In python 2.7.3, using the min function with a lambda, such as min(list, key=f) where f is an lambda function. If it was the case that f(x) was always the same value for all x in list, is it guaranteed that list[0] will be returned?

Thanks

Answer 1

In CPython and PyPy yes. You can see in the source code that the maxval is updated only if the current value is lower than the maxval . Note that internally in CPython same function( min_max ) is being used for both min() and mix() , the only difference is the op passed is case of both: for min it's Py_LT and for max it's Py_GT .

maxitem = NULL; /* the result */
maxval = NULL;  /* the value associated with the result */
while (( item = PyIter_Next(it) )) {
    /* get the value from the key function */
    if (keyfunc != NULL) {
        val = PyObject_CallFunctionObjArgs(keyfunc, item, NULL);
        if (val == NULL)
            goto Fail_it_item;
    }
    /* no key function; the value is the item */
    else {
        val = item;
        Py_INCREF(val);
    }

    /* maximum value and item are unset; set them */
    if (maxval == NULL) {
        maxitem = item;
        maxval = val;
    }
    /* maximum value and item are set; update them as necessary */
    else {
        int cmp = PyObject_RichCompareBool(val, maxval, op);
        if (cmp < 0)
            goto Fail_it_item_and_val;
        else if (cmp > 0) {
            Py_DECREF(maxval);
            Py_DECREF(maxitem);
            maxval = val;
            maxitem = item;
        }
        else {
            Py_DECREF(item);
            Py_DECREF(val);
        }
    }
}

---

Same case with PyPy , w_max_item and w_max_val are updated only if the item is the first item from the sequence or if it satisfies the condition as per the function chosen based on the value of implementation_of ("max" or "min"):

if not has_item or \
        space.is_true(compare(w_compare_with, w_max_val)):
    has_item = True
    w_max_item = w_item
    w_max_val = w_compare_with

Answer 2

As Ashwini writes in his excellent answer, the implementation of CPython is such that the first result will be returned in the case of a tie. In the Python 3.4 documentation , this behavior is explicitly stated:

If multiple items are minimal, the function returns the first one encountered.

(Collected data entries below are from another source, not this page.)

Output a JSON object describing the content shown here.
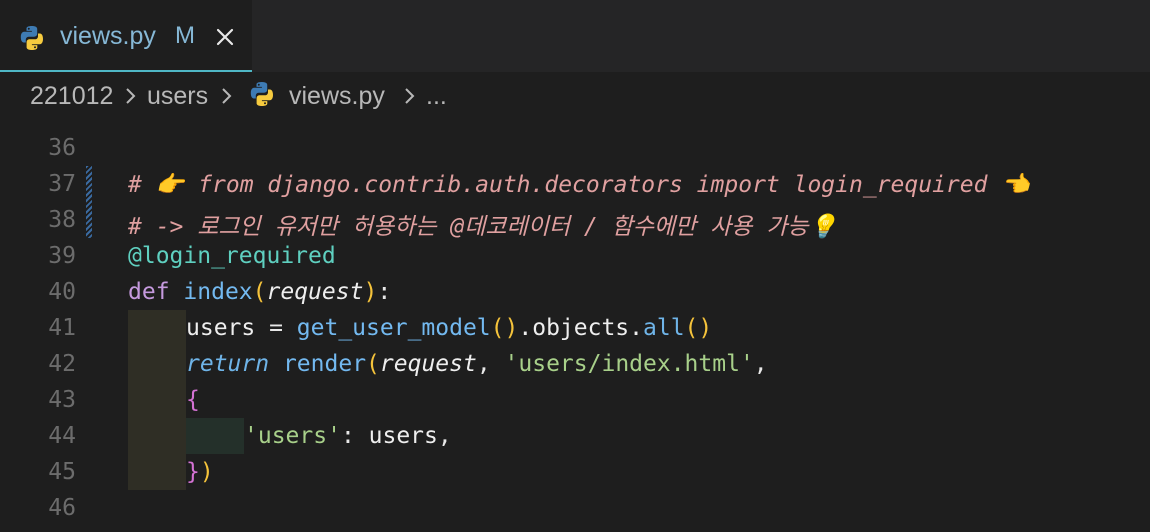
{
  "tab": {
    "title": "views.py",
    "modified_indicator": "M",
    "close_icon": "close-icon",
    "file_icon": "python-icon"
  },
  "breadcrumb": {
    "items": [
      "221012",
      "users",
      "views.py",
      "..."
    ]
  },
  "editor": {
    "partial_top_line": "35",
    "lines": [
      {
        "number": "36",
        "text": ""
      },
      {
        "number": "37",
        "text": "# 👉 from django.contrib.auth.decorators import login_required 👈"
      },
      {
        "number": "38",
        "text": "# -> 로그인 유저만 허용하는 @데코레이터 / 함수에만 사용 가능💡"
      },
      {
        "number": "39",
        "text": "@login_required"
      },
      {
        "number": "40",
        "text": "def index(request):"
      },
      {
        "number": "41",
        "text": "    users = get_user_model().objects.all()"
      },
      {
        "number": "42",
        "text": "    return render(request, 'users/index.html',"
      },
      {
        "number": "43",
        "text": "    {"
      },
      {
        "number": "44",
        "text": "        'users': users,"
      },
      {
        "number": "45",
        "text": "    })"
      },
      {
        "number": "46",
        "text": ""
      }
    ],
    "tokens": {
      "l37_comment": "# 👉 from django.contrib.auth.decorators import login_required 👈",
      "l38_comment": "# -> 로그인 유저만 허용하는 @데코레이터 / 함수에만 사용 가능💡",
      "l39_decorator": "@login_required",
      "l40_def": "def",
      "l40_fn": "index",
      "l40_param": "request",
      "l41_var": "users",
      "l41_eq": " = ",
      "l41_fn": "get_user_model",
      "l41_attr1": ".objects.",
      "l41_method": "all",
      "l42_return": "return",
      "l42_fn": "render",
      "l42_param": "request",
      "l42_str": "'users/index.html'",
      "l44_str": "'users'",
      "l44_var": "users"
    }
  },
  "colors": {
    "accent": "#4fb7c5",
    "background": "#1e1e1e",
    "comment": "#e0a0a0",
    "string": "#a8d08a",
    "keyword": "#c59ade",
    "function": "#73b9f0"
  }
}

This is consistent with other sort-stability preserving tools such as sorted(iterable, key=keyfunc)[0] and heapq.nsmallest(1, iterable, key=keyfunc).

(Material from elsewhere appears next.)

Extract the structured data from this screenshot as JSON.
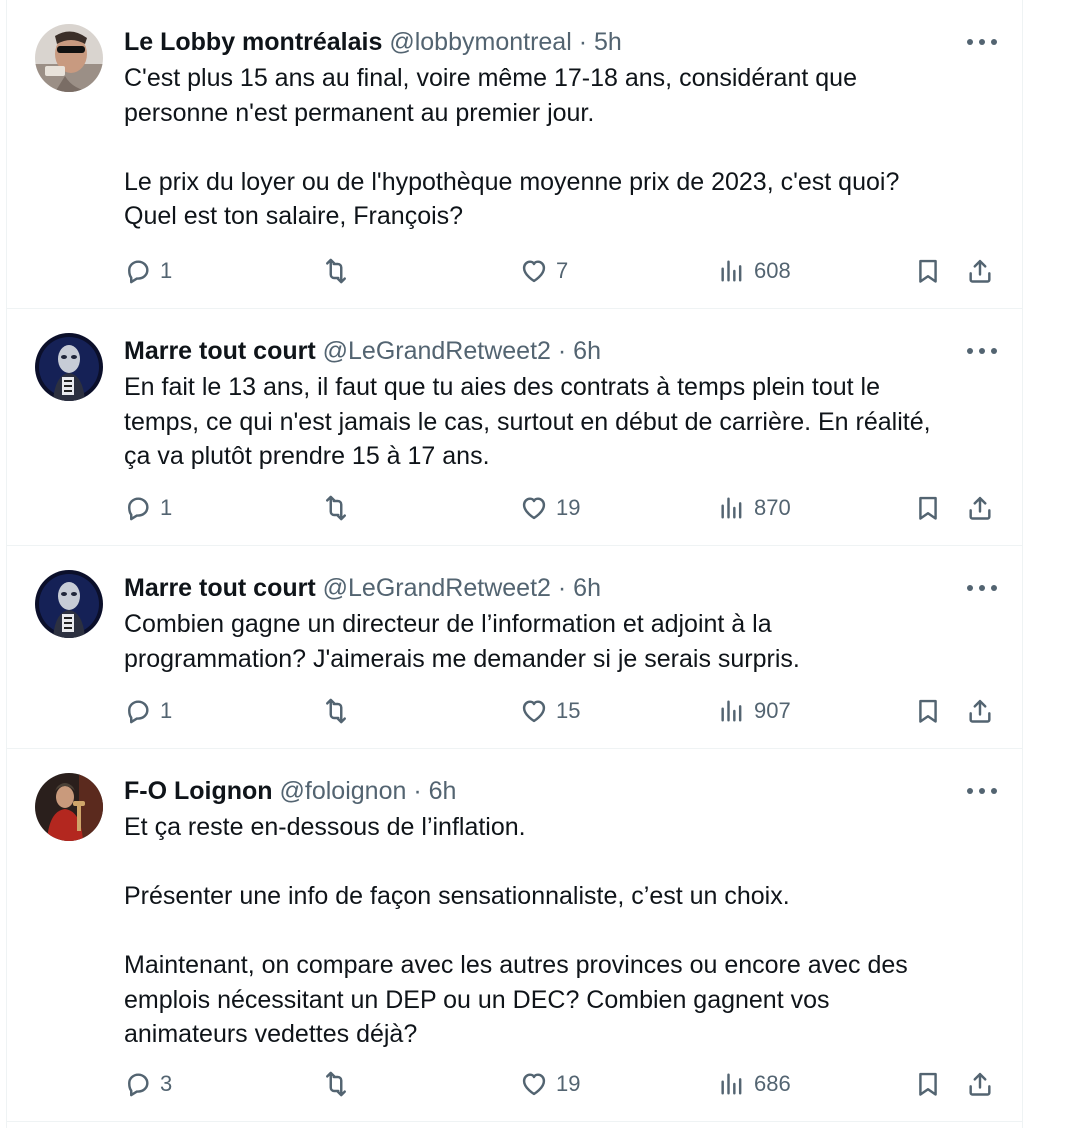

Unfortunately there is no such statement in the Python 2 documentation: min 's behavior upon encountering multiple minimal items is undefined as far as the documentation is concerned. This means that the CPython interpreter makes no guarantee that this behavior will be around in future versions, though one might argue that since this functionality is so well-known and established it is a de facto aspect of the language.

If you'd like to be really careful and explicit, you can define a function that is guaranteed to find the first minimum according to the Python 2 API:

def first_min(iterable, **kwargs):
    wrapped = ((x,i) for i,x in enumerate(x))
    if "key" in kwargs:
        keyfun = kwargs["key"]
        kwargs["key"] = lambda x: (keyfun(x[0]), x[1])
    return min(wrapped, **kwargs)[0]

Whether or not you use it over the built-in min depends upon how seriously you regard sticking to the defined and documented behavior.